Southern Food and Beverage Wiki
Southern Food and Beverage Wiki
File-FrenchMarketShedVenders2

In 1779 the Spanish government began regulating the markets of New Orleans, and built its first covered facility on Chartres Street. They controlled the accuracy of weights used by vendors, health standards and prices. After the Market burned in the fire of 1788, it was reopened closer to the Mississippi River, to facillate access to river traffic, where it remains today. In return for building and overseeing the market, the government gained several thousand pesos in revenue from licenses and taxes.

Until the Civil War, the Meat Market was the only place in the French Quarter to legally sell fresh meat. Before refrigeration, the most efficient means of shipping fresh meat was to keep it alive until you needed it. Until 1850, livestock was shipped via Lake Pontchatrain to wharves along the Carondelet Canal. Much of the beef came from the western prairie of Louisiana, but pork could come from as far away as the Mid-West, and professional hunters supplied the market with wild game. Historian Sally K. Reeves notes “All slaughtering had to be done in prescribed neighborhoods, under cover from the sun or before dawn, and the leavings disposed of according to ordinance. Before the sun rose, butchers transported their product to the market which was a frenzy of activity from sawn until 10am (noon in the winter).” Unsold meat was usually taken home to be consumed by the family, but some butchers’ families opened small restaurants near the French Market and served the cooked meat there.

The government, dependent on market revenue, faced competition in the form of the “private market” or “corner store,” so called because the entrance cut the street corner.
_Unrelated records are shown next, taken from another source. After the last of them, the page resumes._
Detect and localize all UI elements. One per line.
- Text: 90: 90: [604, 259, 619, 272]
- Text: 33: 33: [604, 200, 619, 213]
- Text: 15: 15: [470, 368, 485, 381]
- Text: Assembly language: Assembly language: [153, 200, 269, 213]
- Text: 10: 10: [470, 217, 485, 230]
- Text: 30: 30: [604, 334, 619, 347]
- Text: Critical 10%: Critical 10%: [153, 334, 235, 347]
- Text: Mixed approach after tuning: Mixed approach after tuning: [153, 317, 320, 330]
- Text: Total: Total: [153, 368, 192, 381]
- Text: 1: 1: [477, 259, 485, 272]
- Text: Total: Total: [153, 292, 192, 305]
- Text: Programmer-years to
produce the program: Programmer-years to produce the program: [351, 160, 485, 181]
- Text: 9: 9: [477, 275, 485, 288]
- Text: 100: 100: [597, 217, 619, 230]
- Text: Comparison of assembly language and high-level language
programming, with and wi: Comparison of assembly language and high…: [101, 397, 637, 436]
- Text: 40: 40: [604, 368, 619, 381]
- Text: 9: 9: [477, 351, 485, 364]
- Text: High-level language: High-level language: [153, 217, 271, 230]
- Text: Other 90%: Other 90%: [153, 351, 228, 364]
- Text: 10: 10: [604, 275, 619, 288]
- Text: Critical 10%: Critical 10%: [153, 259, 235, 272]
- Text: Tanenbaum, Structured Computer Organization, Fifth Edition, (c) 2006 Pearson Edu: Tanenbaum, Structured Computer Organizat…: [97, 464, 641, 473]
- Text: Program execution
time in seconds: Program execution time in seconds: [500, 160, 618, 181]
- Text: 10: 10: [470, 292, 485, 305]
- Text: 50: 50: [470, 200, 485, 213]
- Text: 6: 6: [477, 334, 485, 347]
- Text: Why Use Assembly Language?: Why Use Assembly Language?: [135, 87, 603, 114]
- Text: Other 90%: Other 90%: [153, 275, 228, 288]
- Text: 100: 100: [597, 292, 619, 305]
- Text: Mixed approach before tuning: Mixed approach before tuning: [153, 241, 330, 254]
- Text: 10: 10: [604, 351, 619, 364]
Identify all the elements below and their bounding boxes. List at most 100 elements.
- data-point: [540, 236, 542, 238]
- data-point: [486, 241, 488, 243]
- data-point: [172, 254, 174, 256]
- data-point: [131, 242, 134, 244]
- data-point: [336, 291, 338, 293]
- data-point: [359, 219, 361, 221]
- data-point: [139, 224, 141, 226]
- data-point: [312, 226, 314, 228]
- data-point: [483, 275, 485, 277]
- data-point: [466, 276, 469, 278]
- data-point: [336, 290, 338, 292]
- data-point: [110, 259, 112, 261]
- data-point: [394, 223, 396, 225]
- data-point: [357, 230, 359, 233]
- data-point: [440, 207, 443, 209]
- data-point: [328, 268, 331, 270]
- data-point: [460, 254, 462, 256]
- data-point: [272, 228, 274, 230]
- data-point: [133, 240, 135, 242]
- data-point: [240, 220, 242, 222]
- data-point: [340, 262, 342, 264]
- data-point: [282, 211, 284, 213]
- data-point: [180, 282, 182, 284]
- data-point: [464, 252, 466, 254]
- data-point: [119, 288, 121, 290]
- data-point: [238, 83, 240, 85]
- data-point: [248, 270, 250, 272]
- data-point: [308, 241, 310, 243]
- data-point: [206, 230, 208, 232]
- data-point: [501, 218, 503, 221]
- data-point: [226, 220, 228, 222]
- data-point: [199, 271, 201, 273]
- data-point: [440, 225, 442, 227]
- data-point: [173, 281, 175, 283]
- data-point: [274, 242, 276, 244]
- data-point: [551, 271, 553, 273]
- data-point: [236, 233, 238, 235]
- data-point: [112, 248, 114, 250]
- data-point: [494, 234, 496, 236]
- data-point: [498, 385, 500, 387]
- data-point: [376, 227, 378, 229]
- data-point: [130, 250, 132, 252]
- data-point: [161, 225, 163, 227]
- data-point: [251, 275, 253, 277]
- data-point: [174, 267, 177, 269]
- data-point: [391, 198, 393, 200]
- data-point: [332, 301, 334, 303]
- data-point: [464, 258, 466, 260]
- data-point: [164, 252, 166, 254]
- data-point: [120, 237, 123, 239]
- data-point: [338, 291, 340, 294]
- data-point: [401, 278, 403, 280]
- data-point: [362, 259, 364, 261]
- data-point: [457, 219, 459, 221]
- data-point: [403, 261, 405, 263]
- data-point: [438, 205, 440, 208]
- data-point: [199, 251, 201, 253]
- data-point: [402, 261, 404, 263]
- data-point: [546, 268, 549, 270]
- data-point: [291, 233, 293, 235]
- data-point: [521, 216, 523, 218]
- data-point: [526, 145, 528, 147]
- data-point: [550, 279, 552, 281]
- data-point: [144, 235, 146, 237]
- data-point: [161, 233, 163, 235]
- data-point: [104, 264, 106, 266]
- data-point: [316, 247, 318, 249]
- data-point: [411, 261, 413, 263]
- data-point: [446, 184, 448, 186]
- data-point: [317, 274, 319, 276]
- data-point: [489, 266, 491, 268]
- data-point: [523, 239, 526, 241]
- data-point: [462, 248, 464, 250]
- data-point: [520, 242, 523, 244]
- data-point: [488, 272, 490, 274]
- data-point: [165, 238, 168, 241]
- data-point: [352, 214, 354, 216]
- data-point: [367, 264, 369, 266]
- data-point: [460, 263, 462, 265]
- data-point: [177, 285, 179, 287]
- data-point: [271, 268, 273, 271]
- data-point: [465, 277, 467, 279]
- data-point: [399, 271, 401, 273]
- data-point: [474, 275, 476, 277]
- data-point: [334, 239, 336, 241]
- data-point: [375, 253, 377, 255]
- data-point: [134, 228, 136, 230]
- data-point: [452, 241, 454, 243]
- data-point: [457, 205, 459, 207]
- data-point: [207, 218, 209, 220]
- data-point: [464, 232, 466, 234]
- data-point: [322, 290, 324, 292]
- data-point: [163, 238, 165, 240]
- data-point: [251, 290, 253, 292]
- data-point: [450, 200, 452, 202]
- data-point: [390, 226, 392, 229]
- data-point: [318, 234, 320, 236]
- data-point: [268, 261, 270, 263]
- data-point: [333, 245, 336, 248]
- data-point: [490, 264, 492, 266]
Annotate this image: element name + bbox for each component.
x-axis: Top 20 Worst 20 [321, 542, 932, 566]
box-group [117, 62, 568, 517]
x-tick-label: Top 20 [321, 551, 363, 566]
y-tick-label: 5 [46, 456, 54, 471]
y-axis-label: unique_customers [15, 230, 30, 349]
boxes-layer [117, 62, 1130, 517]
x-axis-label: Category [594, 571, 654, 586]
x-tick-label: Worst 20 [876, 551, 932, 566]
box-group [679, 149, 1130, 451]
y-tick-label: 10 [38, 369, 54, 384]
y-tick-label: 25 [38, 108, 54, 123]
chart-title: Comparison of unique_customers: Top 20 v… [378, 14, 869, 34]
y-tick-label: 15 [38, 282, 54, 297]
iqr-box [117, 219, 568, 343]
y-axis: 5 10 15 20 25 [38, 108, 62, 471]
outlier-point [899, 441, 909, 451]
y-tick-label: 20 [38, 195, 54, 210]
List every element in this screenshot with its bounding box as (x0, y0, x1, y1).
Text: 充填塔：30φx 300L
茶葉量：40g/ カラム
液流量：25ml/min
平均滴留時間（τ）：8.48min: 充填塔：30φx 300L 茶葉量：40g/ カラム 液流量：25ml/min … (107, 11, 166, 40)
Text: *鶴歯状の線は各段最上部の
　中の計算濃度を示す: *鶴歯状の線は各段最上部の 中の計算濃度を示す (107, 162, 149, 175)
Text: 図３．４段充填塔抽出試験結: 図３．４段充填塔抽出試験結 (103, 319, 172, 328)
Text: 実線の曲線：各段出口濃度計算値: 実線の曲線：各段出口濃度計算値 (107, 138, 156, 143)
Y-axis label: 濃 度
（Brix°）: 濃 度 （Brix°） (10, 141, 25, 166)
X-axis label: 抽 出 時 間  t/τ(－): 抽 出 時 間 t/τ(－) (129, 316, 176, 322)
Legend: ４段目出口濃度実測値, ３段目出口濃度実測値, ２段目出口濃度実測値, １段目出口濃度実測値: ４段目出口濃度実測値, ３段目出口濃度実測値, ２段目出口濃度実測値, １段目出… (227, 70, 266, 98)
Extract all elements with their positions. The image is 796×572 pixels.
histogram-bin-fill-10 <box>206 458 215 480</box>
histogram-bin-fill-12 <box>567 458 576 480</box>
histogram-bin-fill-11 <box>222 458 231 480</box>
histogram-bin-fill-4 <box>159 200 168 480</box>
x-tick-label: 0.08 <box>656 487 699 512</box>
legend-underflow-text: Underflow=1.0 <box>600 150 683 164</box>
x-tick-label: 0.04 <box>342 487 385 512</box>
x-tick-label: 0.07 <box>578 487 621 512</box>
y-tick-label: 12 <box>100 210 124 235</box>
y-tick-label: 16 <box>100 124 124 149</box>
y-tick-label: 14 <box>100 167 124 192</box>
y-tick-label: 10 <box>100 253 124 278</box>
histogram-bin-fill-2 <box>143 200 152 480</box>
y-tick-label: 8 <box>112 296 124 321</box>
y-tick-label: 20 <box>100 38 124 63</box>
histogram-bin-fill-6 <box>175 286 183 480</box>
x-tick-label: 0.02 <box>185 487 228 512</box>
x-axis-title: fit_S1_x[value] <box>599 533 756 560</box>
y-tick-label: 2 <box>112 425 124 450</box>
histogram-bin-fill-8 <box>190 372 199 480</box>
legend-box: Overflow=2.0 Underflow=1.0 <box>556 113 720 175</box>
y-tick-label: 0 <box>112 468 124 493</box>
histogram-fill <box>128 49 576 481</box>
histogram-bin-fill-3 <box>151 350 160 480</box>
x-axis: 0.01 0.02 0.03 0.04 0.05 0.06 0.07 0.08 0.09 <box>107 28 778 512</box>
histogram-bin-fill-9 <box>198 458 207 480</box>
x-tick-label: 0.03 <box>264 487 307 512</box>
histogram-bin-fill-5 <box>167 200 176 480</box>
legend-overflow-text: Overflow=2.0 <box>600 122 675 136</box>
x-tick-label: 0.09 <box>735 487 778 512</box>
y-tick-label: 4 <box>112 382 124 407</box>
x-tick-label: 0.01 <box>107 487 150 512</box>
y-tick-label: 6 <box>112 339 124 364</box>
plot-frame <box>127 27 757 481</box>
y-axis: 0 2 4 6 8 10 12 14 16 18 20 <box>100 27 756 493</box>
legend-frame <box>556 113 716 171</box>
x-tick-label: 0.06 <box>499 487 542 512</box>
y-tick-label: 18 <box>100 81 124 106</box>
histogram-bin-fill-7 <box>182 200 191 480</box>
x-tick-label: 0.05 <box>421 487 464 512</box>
City ordinance forbade the corner stores to sell perishables, so most of their sales were limited to canned, dried, baked or bottled goods. As a result, liquor was (and remains) one of the primary products in the corner store’s inventory. In addition, however, store owners managed to stock a wide variety of non-perishables.

The French Market has now become a tourist destination in New Orleans, and only a couple of the many vendors sell any sort of food at all. Most simply sell New Orleans souvenirs and mass produced goods to tourists. More and more small restaurants and produce stands are moving back into the renovated part of the market, re-claiming it as the original source of fresh food in the city.